You've got the whole world...

In your hands. You've got the whole wide world - in your hand wash :) (that's right - sing it with me)
I have currently made my own hand soap - successfully! This way I avoid harsh ingredients that get washed down the drain into our waterways, I limit my own skin exposure to chemicals that absorb and stay in my system (who wants to disrupt their hormones with phthalates), AND I save money by not shelling out for designer scents or labels. Finally - what started me thinking about creating my own soap in the first place - I limit my consumption of single use plastic. Each time I bought liquid soap in a pump to sit by one of the four sinks in my house, I used resources to create virgin plastic for the container. Also - even though the main part of the container was recyclable (though that takes energy as well) - the pump part gets tossed every time (too many plastics to separate for the blue bin program). So here is my recipe for you all to enjoy. I based it on one featured in Adria Vasil's book "Ecoholic Body" but had to adjust the measurements to get the right consistency.

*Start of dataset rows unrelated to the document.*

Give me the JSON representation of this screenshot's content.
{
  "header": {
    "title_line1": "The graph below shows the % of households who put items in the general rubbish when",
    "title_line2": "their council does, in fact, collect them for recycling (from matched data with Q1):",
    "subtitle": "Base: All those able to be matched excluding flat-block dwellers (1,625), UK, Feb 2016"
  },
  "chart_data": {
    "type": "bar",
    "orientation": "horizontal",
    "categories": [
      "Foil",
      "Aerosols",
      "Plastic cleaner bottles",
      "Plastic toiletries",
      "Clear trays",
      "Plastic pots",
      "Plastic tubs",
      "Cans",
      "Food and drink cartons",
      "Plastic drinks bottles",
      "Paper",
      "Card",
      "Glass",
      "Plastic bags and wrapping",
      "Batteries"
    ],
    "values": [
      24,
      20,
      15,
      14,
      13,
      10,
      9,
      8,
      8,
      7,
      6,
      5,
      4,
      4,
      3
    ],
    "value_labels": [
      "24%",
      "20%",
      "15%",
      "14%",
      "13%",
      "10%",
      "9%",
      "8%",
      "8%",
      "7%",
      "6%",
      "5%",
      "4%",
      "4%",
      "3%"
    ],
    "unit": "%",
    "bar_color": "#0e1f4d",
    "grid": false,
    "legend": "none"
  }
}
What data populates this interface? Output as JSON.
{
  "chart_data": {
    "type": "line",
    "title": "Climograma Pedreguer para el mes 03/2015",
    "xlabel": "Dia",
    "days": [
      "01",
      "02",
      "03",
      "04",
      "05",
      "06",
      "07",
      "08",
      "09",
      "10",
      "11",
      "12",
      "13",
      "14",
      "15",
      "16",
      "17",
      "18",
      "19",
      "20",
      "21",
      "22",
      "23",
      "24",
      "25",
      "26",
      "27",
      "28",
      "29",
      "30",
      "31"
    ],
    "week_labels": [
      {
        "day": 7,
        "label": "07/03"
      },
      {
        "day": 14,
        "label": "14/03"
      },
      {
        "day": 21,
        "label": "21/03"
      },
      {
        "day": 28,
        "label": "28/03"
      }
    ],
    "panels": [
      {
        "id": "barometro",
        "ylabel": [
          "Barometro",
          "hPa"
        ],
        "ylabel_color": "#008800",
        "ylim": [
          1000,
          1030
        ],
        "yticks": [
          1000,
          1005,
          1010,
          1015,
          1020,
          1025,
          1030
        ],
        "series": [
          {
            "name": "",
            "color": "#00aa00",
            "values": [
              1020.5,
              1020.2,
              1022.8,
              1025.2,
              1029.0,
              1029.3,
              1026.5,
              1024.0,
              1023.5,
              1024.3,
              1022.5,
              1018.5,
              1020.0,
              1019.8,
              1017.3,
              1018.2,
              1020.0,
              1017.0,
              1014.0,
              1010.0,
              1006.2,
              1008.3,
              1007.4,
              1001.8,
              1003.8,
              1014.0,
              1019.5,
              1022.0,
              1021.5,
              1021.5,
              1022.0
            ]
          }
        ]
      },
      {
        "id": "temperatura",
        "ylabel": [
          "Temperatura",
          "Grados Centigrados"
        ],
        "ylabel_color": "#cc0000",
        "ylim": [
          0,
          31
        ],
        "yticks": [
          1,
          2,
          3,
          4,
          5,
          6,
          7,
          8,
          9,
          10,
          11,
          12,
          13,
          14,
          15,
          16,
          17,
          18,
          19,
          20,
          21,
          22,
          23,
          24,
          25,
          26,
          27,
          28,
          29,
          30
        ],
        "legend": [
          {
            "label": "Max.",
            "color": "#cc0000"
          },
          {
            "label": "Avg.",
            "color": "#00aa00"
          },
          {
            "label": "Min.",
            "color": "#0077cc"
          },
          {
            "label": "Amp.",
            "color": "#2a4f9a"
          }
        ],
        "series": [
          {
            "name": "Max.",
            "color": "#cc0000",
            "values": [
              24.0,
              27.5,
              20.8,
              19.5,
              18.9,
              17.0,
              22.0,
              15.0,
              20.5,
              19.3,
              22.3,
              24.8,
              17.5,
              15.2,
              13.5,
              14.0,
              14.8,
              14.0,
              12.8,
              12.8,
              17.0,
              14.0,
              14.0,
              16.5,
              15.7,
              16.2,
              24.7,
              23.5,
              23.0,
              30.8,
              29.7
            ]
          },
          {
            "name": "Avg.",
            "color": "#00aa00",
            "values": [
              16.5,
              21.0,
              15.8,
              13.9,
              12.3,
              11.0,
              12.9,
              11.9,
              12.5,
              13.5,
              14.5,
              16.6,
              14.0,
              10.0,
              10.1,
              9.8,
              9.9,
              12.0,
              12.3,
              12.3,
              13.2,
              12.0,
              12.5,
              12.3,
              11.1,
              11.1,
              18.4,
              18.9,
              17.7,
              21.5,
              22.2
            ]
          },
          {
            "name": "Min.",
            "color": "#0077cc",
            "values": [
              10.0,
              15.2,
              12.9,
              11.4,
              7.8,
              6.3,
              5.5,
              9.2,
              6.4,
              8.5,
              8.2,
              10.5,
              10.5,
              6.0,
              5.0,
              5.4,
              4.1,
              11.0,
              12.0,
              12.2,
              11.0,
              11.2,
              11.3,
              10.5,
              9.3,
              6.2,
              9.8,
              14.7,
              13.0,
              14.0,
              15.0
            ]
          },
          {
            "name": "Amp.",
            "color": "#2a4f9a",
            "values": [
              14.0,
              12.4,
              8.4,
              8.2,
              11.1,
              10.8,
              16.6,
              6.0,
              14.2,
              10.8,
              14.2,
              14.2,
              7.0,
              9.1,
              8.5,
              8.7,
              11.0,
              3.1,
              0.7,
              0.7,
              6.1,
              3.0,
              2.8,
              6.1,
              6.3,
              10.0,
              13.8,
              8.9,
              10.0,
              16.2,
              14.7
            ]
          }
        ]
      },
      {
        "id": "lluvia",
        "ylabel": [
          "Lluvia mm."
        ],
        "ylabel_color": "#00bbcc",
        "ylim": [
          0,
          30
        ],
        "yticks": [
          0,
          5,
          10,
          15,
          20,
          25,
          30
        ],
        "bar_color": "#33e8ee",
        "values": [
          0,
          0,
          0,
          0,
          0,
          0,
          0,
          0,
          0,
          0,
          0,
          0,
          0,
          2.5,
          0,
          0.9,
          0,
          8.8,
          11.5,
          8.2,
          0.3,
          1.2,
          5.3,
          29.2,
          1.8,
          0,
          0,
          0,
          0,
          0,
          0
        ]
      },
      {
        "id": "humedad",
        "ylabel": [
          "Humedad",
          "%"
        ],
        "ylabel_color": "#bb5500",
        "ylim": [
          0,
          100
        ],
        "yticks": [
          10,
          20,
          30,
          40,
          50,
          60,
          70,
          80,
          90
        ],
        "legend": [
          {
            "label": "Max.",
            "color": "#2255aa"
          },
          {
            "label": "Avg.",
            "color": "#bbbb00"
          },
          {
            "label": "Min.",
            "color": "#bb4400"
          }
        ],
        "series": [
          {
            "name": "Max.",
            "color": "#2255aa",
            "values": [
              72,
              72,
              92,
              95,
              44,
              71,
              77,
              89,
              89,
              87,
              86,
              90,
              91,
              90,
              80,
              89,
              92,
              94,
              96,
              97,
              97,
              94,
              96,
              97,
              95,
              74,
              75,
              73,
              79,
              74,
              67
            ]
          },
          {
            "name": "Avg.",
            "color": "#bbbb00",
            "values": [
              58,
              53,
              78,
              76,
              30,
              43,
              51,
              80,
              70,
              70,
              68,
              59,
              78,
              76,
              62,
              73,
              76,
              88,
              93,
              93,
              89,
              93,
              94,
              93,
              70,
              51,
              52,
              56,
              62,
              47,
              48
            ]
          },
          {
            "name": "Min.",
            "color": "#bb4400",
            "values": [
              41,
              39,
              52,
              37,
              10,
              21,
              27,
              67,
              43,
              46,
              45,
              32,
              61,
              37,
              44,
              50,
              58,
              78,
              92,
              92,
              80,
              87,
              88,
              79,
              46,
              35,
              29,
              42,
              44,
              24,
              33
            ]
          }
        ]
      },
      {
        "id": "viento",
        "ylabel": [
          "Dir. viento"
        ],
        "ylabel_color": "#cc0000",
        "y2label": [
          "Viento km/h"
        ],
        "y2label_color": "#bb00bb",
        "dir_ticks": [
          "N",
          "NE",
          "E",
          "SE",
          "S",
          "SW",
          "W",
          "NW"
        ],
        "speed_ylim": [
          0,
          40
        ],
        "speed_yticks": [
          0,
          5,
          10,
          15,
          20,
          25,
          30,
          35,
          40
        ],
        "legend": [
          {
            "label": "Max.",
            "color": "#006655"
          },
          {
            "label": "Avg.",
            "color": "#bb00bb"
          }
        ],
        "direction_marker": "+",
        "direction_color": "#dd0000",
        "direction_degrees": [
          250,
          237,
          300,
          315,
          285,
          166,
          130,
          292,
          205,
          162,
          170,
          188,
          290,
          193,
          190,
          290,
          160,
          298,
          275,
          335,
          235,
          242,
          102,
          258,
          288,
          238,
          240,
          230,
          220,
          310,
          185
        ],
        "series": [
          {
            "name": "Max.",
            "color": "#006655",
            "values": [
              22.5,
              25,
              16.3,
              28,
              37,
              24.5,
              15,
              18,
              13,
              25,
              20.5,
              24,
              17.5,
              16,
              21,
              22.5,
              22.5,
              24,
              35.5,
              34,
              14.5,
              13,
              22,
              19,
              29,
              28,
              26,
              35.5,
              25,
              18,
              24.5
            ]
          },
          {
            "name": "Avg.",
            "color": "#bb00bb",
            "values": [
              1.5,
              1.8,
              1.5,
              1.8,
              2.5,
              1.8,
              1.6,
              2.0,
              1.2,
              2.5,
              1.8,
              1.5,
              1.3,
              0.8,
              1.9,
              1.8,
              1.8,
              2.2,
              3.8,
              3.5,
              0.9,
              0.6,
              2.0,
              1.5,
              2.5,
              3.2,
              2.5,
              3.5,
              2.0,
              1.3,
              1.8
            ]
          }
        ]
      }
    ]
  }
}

1. Boil 2 Liters of water in a large pot on the stove. Turn heat off.
2. Grate a bar of gylcerine soap and add to the water. Stir until completely dissolved. *Try to look for a bar that is ethically sourced. I have been reading some terrible things about palm oil and how crops in Malaysia and Indonesia are growing at a crazy rate and are causing deforestation of tropical forest - home to many endangered species as well as part of the lungs of the world. If you want to learn more - check out this organization: Roundtable on Sustainable Palm Oil.
3. Add organic essential oils of your choice. I added a lot of lemon oil because I like fresh over flowery scents. Then let sit for a day. If consistency is too solid for you (the soap congeals) you can add more water with heat to make it runnier.
4. Warm slightly to scoop into a measuring cup with a spout and use a funnel to pour it into your reusable dispenser. Ta da! You're done! This recipe makes enough for 4 or more dispensers.